In such a case, we end up with parts of our state invalid as
further hops beyond that node have been filled in using the
original total fee information.
Instead, we simply track which nodes have been processed and ignore
and further updates to them (as it implies we've reduced the amount
we're sending to find a lower absolute fee, but a higher relative
fee, which isn't a better route).
We check that we are in exactly this case in test builds with new
in-line assertions. Note that these assertions successfully detect
the bug in the previous commit.
Sadly this requires an extra HashMap lookup every time we pop an
element off of our heap, though we can skip a number of heap pushes
during the channel walking.
Matt Corallo [Sat, 27 Mar 2021 01:50:54 +0000 (21:50 -0400)]

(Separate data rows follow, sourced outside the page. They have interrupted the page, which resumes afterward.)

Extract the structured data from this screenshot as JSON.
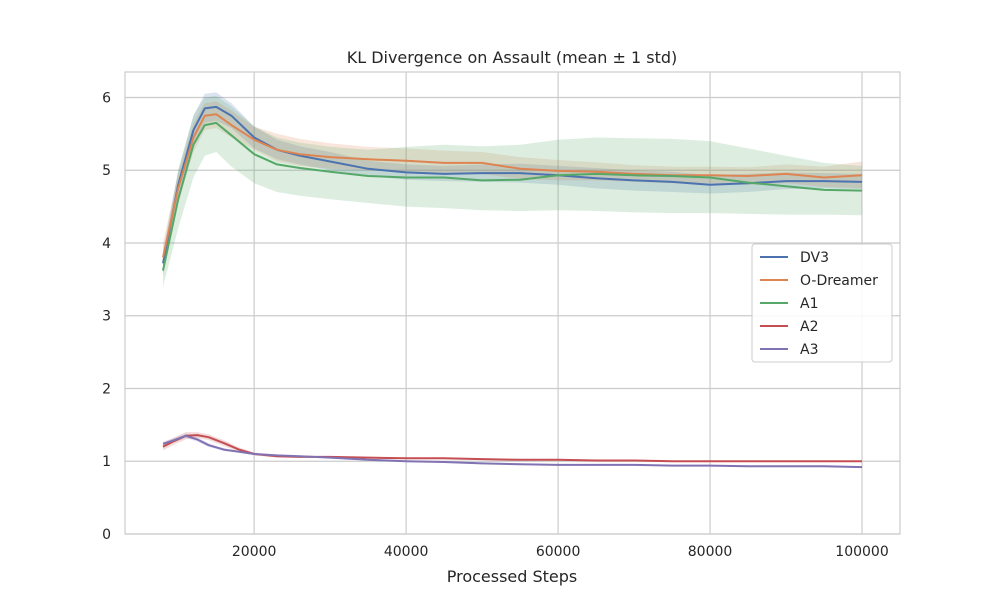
{
  "chart_data": {
    "type": "line",
    "title": "KL Divergence on Assault (mean ± 1 std)",
    "xlabel": "Processed Steps",
    "ylabel": "",
    "xlim": [
      3000,
      105000
    ],
    "ylim": [
      0,
      6.35
    ],
    "x_ticks": [
      20000,
      40000,
      60000,
      80000,
      100000
    ],
    "x_tick_labels": [
      "20000",
      "40000",
      "60000",
      "80000",
      "100000"
    ],
    "y_ticks": [
      0,
      1,
      2,
      3,
      4,
      5,
      6
    ],
    "y_tick_labels": [
      "0",
      "1",
      "2",
      "3",
      "4",
      "5",
      "6"
    ],
    "grid": true,
    "legend_position": "right",
    "series": [
      {
        "name": "DV3",
        "color": "#4c72b0",
        "x": [
          8000,
          10000,
          12000,
          13500,
          15000,
          17000,
          20000,
          23000,
          26000,
          30000,
          35000,
          40000,
          45000,
          50000,
          55000,
          60000,
          65000,
          70000,
          75000,
          80000,
          85000,
          90000,
          95000,
          100000
        ],
        "y": [
          3.72,
          4.8,
          5.55,
          5.85,
          5.87,
          5.75,
          5.45,
          5.28,
          5.2,
          5.12,
          5.02,
          4.97,
          4.95,
          4.96,
          4.96,
          4.93,
          4.89,
          4.86,
          4.84,
          4.8,
          4.82,
          4.85,
          4.85,
          4.84
        ],
        "band_lower": [
          3.55,
          4.6,
          5.35,
          5.65,
          5.68,
          5.58,
          5.3,
          5.15,
          5.08,
          5.0,
          4.92,
          4.87,
          4.85,
          4.84,
          4.83,
          4.8,
          4.75,
          4.72,
          4.7,
          4.68,
          4.7,
          4.74,
          4.75,
          4.74
        ],
        "band_upper": [
          3.9,
          5.0,
          5.75,
          6.05,
          6.07,
          5.92,
          5.6,
          5.42,
          5.33,
          5.25,
          5.13,
          5.08,
          5.06,
          5.08,
          5.09,
          5.06,
          5.03,
          5.0,
          4.98,
          4.93,
          4.95,
          4.97,
          4.96,
          4.95
        ]
      },
      {
        "name": "O-Dreamer",
        "color": "#dd8452",
        "x": [
          8000,
          10000,
          12000,
          13500,
          15000,
          17000,
          20000,
          23000,
          26000,
          30000,
          35000,
          40000,
          45000,
          50000,
          55000,
          60000,
          65000,
          70000,
          75000,
          80000,
          85000,
          90000,
          95000,
          100000
        ],
        "y": [
          3.8,
          4.75,
          5.45,
          5.75,
          5.77,
          5.62,
          5.42,
          5.28,
          5.22,
          5.18,
          5.15,
          5.13,
          5.1,
          5.1,
          5.02,
          4.99,
          4.98,
          4.95,
          4.93,
          4.93,
          4.92,
          4.95,
          4.9,
          4.93
        ],
        "band_lower": [
          3.6,
          4.55,
          5.25,
          5.55,
          5.58,
          5.45,
          5.28,
          5.12,
          5.06,
          5.02,
          5.0,
          4.98,
          4.95,
          4.95,
          4.88,
          4.86,
          4.86,
          4.84,
          4.82,
          4.82,
          4.8,
          4.82,
          4.77,
          4.75
        ],
        "band_upper": [
          4.0,
          4.95,
          5.65,
          5.92,
          5.95,
          5.82,
          5.6,
          5.5,
          5.43,
          5.37,
          5.32,
          5.3,
          5.27,
          5.25,
          5.18,
          5.14,
          5.11,
          5.07,
          5.05,
          5.05,
          5.04,
          5.08,
          5.05,
          5.12
        ]
      },
      {
        "name": "A1",
        "color": "#55a868",
        "x": [
          8000,
          10000,
          12000,
          13500,
          15000,
          17000,
          20000,
          23000,
          26000,
          30000,
          35000,
          40000,
          45000,
          50000,
          55000,
          60000,
          65000,
          70000,
          75000,
          80000,
          85000,
          90000,
          95000,
          100000
        ],
        "y": [
          3.62,
          4.6,
          5.35,
          5.62,
          5.65,
          5.48,
          5.22,
          5.08,
          5.03,
          4.98,
          4.92,
          4.9,
          4.9,
          4.86,
          4.87,
          4.93,
          4.95,
          4.93,
          4.92,
          4.9,
          4.83,
          4.78,
          4.73,
          4.72
        ],
        "band_lower": [
          3.4,
          4.2,
          4.9,
          5.2,
          5.25,
          5.05,
          4.82,
          4.7,
          4.65,
          4.6,
          4.55,
          4.5,
          4.48,
          4.45,
          4.44,
          4.45,
          4.44,
          4.42,
          4.41,
          4.41,
          4.4,
          4.39,
          4.39,
          4.38
        ],
        "band_upper": [
          3.82,
          5.0,
          5.75,
          6.0,
          6.02,
          5.88,
          5.6,
          5.45,
          5.38,
          5.32,
          5.28,
          5.32,
          5.35,
          5.33,
          5.35,
          5.42,
          5.45,
          5.44,
          5.43,
          5.4,
          5.3,
          5.2,
          5.1,
          5.06
        ]
      },
      {
        "name": "A2",
        "color": "#c44e52",
        "x": [
          8000,
          9500,
          11000,
          12500,
          14000,
          16000,
          18000,
          20000,
          23000,
          26000,
          30000,
          35000,
          40000,
          45000,
          50000,
          55000,
          60000,
          65000,
          70000,
          75000,
          80000,
          85000,
          90000,
          95000,
          100000
        ],
        "y": [
          1.2,
          1.28,
          1.35,
          1.36,
          1.33,
          1.25,
          1.16,
          1.1,
          1.07,
          1.06,
          1.06,
          1.05,
          1.04,
          1.04,
          1.03,
          1.02,
          1.02,
          1.01,
          1.01,
          1.0,
          1.0,
          1.0,
          1.0,
          1.0,
          1.0
        ],
        "band_lower": [
          1.15,
          1.23,
          1.3,
          1.32,
          1.29,
          1.21,
          1.13,
          1.08,
          1.05,
          1.05,
          1.05,
          1.04,
          1.03,
          1.03,
          1.02,
          1.01,
          1.01,
          1.0,
          1.0,
          0.99,
          0.99,
          0.99,
          0.99,
          0.99,
          0.99
        ],
        "band_upper": [
          1.25,
          1.33,
          1.4,
          1.4,
          1.37,
          1.29,
          1.19,
          1.12,
          1.09,
          1.07,
          1.07,
          1.06,
          1.05,
          1.05,
          1.04,
          1.03,
          1.03,
          1.02,
          1.02,
          1.01,
          1.01,
          1.01,
          1.01,
          1.01,
          1.01
        ]
      },
      {
        "name": "A3",
        "color": "#8172b3",
        "x": [
          8000,
          9500,
          11000,
          12500,
          14000,
          16000,
          18000,
          20000,
          23000,
          26000,
          30000,
          35000,
          40000,
          45000,
          50000,
          55000,
          60000,
          65000,
          70000,
          75000,
          80000,
          85000,
          90000,
          95000,
          100000
        ],
        "y": [
          1.24,
          1.29,
          1.35,
          1.3,
          1.22,
          1.16,
          1.13,
          1.1,
          1.08,
          1.07,
          1.05,
          1.02,
          1.0,
          0.99,
          0.97,
          0.96,
          0.95,
          0.95,
          0.95,
          0.94,
          0.94,
          0.93,
          0.93,
          0.93,
          0.92
        ],
        "band_lower": [
          1.21,
          1.26,
          1.32,
          1.27,
          1.2,
          1.14,
          1.12,
          1.09,
          1.07,
          1.06,
          1.04,
          1.01,
          0.99,
          0.98,
          0.96,
          0.95,
          0.94,
          0.94,
          0.94,
          0.93,
          0.93,
          0.92,
          0.92,
          0.92,
          0.91
        ],
        "band_upper": [
          1.27,
          1.32,
          1.38,
          1.33,
          1.25,
          1.18,
          1.14,
          1.11,
          1.09,
          1.08,
          1.06,
          1.03,
          1.01,
          1.0,
          0.98,
          0.97,
          0.96,
          0.96,
          0.96,
          0.95,
          0.95,
          0.94,
          0.94,
          0.94,
          0.93
        ]
      }
    ]
  }
}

Add a random real-world-network-graph test for the router
This is the same code as was recently failing in our benchmarks,
adapted to use a random starting seed instead of a fixed one and
a smaller iteration to reduce runtime.
Matt Corallo [Sat, 27 Mar 2021 16:27:44 +0000 (12:27 -0400)]

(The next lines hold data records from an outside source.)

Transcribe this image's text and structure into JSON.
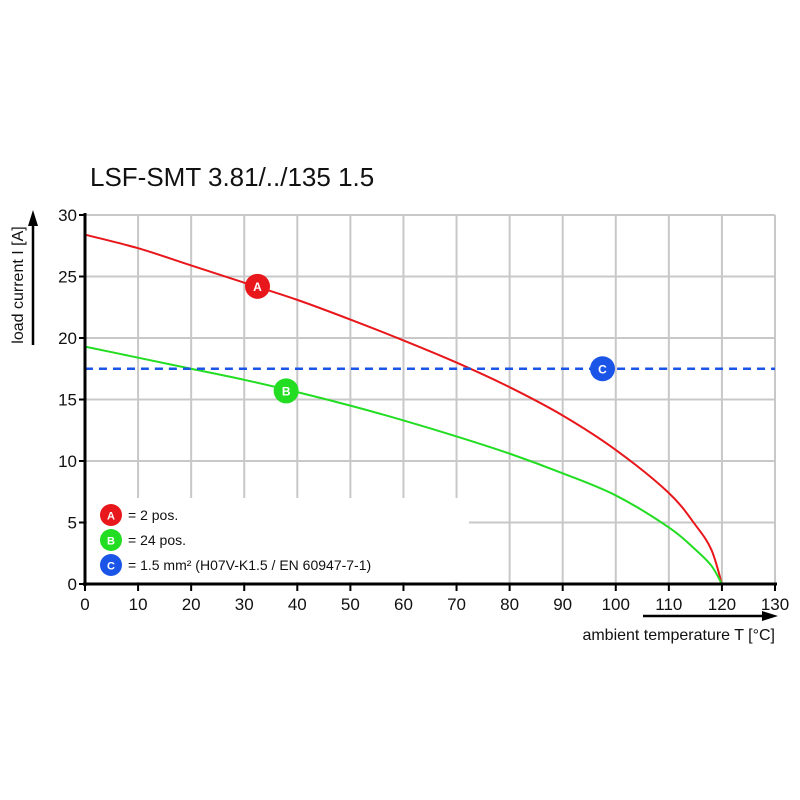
{
  "chart_data": {
    "type": "line",
    "title": "LSF-SMT 3.81/../135 1.5",
    "xlabel": "ambient temperature T [°C]",
    "ylabel": "load current I [A]",
    "xlim": [
      0,
      130
    ],
    "ylim": [
      0,
      30
    ],
    "xticks": [
      0,
      10,
      20,
      30,
      40,
      50,
      60,
      70,
      80,
      90,
      100,
      110,
      120,
      130
    ],
    "yticks": [
      0,
      5,
      10,
      15,
      20,
      25,
      30
    ],
    "grid": true,
    "legend_placement": "bottom-left",
    "series": [
      {
        "marker": "A",
        "name": "= 2 pos.",
        "color": "#e8171b",
        "x": [
          0,
          10,
          20,
          30,
          40,
          50,
          60,
          70,
          80,
          90,
          100,
          110,
          115,
          118,
          120
        ],
        "y": [
          28.4,
          27.3,
          25.9,
          24.5,
          23.1,
          21.5,
          19.8,
          18.0,
          16.0,
          13.7,
          10.9,
          7.4,
          4.8,
          2.8,
          0
        ],
        "marker_at": [
          32.5,
          24.2
        ]
      },
      {
        "marker": "B",
        "name": "= 24 pos.",
        "color": "#22dd22",
        "x": [
          0,
          10,
          20,
          30,
          40,
          50,
          60,
          70,
          80,
          90,
          100,
          110,
          115,
          118,
          120
        ],
        "y": [
          19.3,
          18.4,
          17.5,
          16.6,
          15.6,
          14.5,
          13.3,
          12.0,
          10.6,
          9.0,
          7.2,
          4.6,
          2.8,
          1.5,
          0
        ],
        "marker_at": [
          37.9,
          15.7
        ]
      },
      {
        "marker": "C",
        "name": "= 1.5 mm² (H07V-K1.5 / EN 60947-7-1)",
        "color": "#1a55e8",
        "style": "dashed",
        "x": [
          0,
          130
        ],
        "y": [
          17.5,
          17.5
        ],
        "marker_at": [
          97.5,
          17.5
        ]
      }
    ]
  }
}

[router] Calc min-to-node fees based on min value, not est value
When walking the network graph to calculate a route, we always
calculate the minimum fee which is required to make one further
hop. This avoids some extra hop processing at the end of each path
selection loop (saving around 10% runtime in our benchmarks).
However, if we use the real value which we expect
to send over a channel in that calculation, we may find an
alternate path to the same node which is more expensive but
capacity-constrained, resulting in us considering it cheaper as the
relative fee paid will be lower.
Instead, we can use the `minimal_value_contribution_msat`, which is
a constant through an entire path finding iteration, as the amount,
preventing any basis change in the relative fee paid.
Matt Corallo [Sat, 27 Mar 2021 02:56:37 +0000 (22:56 -0400)]
[router] Make Dijkstra's path scoring non-decreasing + consistent
Currently, the "best source" for a given node tracked during
Dijkstra's is updated with a different critera from the heap
sorting, resulting in loops in calculated paths.
This adds a test for the specific failure currently seen, utilizing
the new path-htlc-minimum tracking in the heap entries in place of
the per-hop htlc-minimum values which the MPP changeset partially
used.
Matt Corallo [Sat, 27 Mar 2021 02:31:57 +0000 (22:31 -0400)]
[router] Avoid re-selecting the same path over and over again
If we walk the network graph and find a route that meets are
payment amount and has a liquidiy limit far in excess of our
payment amount, we may select the same path several times in the
main path-gathering loop.
Instead, if the path we selected was not limited by the available
liquidity, we set the middle hop in the path's liquidity available
to zero, disabling that channel in future path finding steps.
Matt Corallo [Sat, 27 Mar 2021 02:53:35 +0000 (22:53 -0400)]
[router] Track full-path htlc-minimum-msat while graph-walking
Previously, we'd happily send funds through a path where, while
generating the path, in some middle hope we reduce the value being
sent to meet an htlc_maximum, making a later hop invalid due to it
no longer meeting its htlc_minimum. Instead, we need to track the
path's htlc-minimum while we're transiting the graph.
Matt Corallo [Sat, 27 Mar 2021 02:51:41 +0000 (22:51 -0400)]
[router] Do not fail if we are exactly (or 3x) limited by a maximum
The new MPP routing algorithm attempts to build paths with a higher
value than our payment to find paths which may allow us to pay a
fee to meet an htlc_minimum limit. This is great if we're
min-bounded, however it results in us rejecting paths where we are
bounded by a maximum near the end of the path, with fees, and then
bounded by a minimum earlier in the path. Further, it means we will
not find the cheapest path where paths have a lower relative fee
but a higher absolute fee.
Instead, we calculate routes using the actual amount we wish to
send. To maintain the previous behavior of searching for cheaper
paths where we can "pay the difference" to meet an htlc_minimum, we
detect if we were minimum-bounded during graph walking and, if we
are, we walk the graph again with a higher value.